Positive news about two potential vaccines has breathed new life into battered cruise company share prices over the past couple of weeks.
How The Cruise Lines Are Raising Money
With the approval of the new drugs still pending and a massive distribution effort required in the months ahead, the big three U.S.-based cruise operators are still burning cash at over $500 million per month. There are likely better days ahead, but for now, the situation remains “all hands on deck.”
The current focus for cruise line finance departments is ensuring there’s enough cash in reserve to ride out the crisis until revenues begin to flow again. Two of the three major cruise operators this week took further steps to shore up their positions.
NCLH announced a public offering of 40,000,000 ordinary shares after the stock market closed Tuesday. The offering is priced to the public of $20.80 per share and the expected proceeds of more than $1 billion will go toward general purposes.
Meanwhile, Carnival Corporation is offering 57,426,860 common shares at $18.05 per share to a limited number of holders of its 5.75% convertible notes in privately negotiated transactions. That news comes less than a week after Carnival announced a $1.5 billion “at-the-market” equity offering in conjunction with J.P. Morgan Securities and Goldman Sachs & Co.
Where the Stocks Currently Stand
Carnival was the first to build a roller coaster at sea. But the world’s largest cruise operator has been on a wild ride of its own in 2020, as the global pandemic ran the industry aground in March. The date when Carnival’s ‘Fun Ships’ will sail full again remains a mystery.
Despite recent gains, Carnival stock is down 64.5 percent year-to-date through November 17, during a period when the overall S&P 500 gained 11.7 percent.
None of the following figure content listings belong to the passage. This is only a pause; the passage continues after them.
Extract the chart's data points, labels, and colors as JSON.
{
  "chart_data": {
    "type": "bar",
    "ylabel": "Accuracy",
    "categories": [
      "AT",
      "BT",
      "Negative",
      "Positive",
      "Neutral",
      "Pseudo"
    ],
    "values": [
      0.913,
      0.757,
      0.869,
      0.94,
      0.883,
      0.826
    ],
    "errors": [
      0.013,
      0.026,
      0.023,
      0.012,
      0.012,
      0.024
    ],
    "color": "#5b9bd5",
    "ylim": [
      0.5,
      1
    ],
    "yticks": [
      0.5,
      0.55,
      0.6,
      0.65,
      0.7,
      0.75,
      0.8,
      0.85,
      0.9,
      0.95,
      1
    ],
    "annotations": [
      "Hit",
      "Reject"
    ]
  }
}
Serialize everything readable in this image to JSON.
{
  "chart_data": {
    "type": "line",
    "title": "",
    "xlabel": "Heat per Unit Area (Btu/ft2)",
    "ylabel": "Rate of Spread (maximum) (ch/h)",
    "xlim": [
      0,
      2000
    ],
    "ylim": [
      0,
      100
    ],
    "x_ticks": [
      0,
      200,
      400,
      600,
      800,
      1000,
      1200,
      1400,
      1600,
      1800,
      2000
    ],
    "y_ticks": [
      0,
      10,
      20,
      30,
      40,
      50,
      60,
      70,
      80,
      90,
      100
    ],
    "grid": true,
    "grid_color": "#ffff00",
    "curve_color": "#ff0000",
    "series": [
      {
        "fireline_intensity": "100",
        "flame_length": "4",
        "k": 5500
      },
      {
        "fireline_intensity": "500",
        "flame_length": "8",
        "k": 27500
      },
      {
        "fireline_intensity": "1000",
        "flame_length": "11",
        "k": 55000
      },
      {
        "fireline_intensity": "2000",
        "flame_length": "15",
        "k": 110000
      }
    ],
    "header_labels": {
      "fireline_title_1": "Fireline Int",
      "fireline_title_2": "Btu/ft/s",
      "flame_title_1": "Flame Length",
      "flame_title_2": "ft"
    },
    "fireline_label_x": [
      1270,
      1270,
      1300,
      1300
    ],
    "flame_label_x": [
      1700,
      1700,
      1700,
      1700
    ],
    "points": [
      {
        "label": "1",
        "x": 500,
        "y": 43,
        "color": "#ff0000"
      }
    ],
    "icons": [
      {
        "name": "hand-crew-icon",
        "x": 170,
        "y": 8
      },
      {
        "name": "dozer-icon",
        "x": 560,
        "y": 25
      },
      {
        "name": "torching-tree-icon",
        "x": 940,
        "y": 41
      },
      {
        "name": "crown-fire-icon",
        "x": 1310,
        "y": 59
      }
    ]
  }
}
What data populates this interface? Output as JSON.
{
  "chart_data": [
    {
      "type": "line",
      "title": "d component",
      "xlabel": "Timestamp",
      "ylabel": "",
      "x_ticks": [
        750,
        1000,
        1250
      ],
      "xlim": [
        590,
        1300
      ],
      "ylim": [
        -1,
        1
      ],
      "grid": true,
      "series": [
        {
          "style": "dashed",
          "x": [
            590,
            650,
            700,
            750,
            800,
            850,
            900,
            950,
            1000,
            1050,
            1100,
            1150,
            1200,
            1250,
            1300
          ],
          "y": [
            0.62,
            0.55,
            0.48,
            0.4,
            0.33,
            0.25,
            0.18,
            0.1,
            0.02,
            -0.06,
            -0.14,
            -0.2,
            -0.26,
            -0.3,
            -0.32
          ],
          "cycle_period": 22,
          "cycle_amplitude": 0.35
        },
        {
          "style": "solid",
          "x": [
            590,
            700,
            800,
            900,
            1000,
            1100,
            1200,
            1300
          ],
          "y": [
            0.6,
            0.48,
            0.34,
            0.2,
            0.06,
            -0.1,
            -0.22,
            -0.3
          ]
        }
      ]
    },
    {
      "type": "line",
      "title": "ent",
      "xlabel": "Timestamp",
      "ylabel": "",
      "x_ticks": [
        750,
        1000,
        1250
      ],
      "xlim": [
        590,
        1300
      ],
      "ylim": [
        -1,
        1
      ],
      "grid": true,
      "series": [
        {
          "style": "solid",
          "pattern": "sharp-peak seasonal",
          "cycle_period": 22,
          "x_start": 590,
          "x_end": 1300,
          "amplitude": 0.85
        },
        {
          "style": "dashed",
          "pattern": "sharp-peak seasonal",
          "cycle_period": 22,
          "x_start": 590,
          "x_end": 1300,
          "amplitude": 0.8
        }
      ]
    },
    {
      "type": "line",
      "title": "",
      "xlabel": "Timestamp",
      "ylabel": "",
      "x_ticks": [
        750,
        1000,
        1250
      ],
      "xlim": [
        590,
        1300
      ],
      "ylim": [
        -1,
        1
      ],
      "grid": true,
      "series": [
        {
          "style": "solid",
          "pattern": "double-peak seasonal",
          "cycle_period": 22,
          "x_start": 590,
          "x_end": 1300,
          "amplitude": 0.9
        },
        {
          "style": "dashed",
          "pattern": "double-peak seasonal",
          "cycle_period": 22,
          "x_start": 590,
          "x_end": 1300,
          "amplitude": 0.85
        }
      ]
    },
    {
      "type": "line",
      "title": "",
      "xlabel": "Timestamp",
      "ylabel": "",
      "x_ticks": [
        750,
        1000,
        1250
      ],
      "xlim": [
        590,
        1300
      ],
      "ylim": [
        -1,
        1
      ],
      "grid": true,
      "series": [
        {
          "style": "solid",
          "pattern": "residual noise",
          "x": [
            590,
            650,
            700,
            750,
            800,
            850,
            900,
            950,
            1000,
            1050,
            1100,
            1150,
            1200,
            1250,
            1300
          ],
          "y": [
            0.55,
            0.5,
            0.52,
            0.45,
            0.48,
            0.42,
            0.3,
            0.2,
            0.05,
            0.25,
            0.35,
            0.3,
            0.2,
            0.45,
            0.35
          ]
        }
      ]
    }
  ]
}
The company’s biggest publicly traded competitors — Royal Caribbean Group and Norwegian Cruise Line Holdings — are down 43.08 percent and 63.69 percent, respectively, year-to-date.
Carnival’s total debt has increased from roughly $9.5 billion at the end of 2016 to almost $25 billion at the end of Q3 2020. Total cash increased from about $600 million to $8.2 billion over the same period, as the company raised funds to keep it liquid through the crisis.
Writing for Forbes.com, a group of MIT engineers and Wall Street Analysts known as the Trefis Team, say that Carnival’s cash cushion appears to be sufficient at present, but recovery will depend on how quickly it can get its ships sailing again and whether enough consumers can be convinced it is safe to get onboard.
“While Carnival stock rebounded strongly post the 2008 financial crisis, things could be different this time,” the Trefis Team writes, “considering the severe cash burn rate it is currently facing, uncertainty regarding how quickly demand will pick up post the pandemic, and the massive debt load which is likely to restrict profitability in the longer-term.”
On a brighter note, the Forbes article concludes that “if the pandemic wanes and demand starts to recover, the stock could rebound meaningfully.”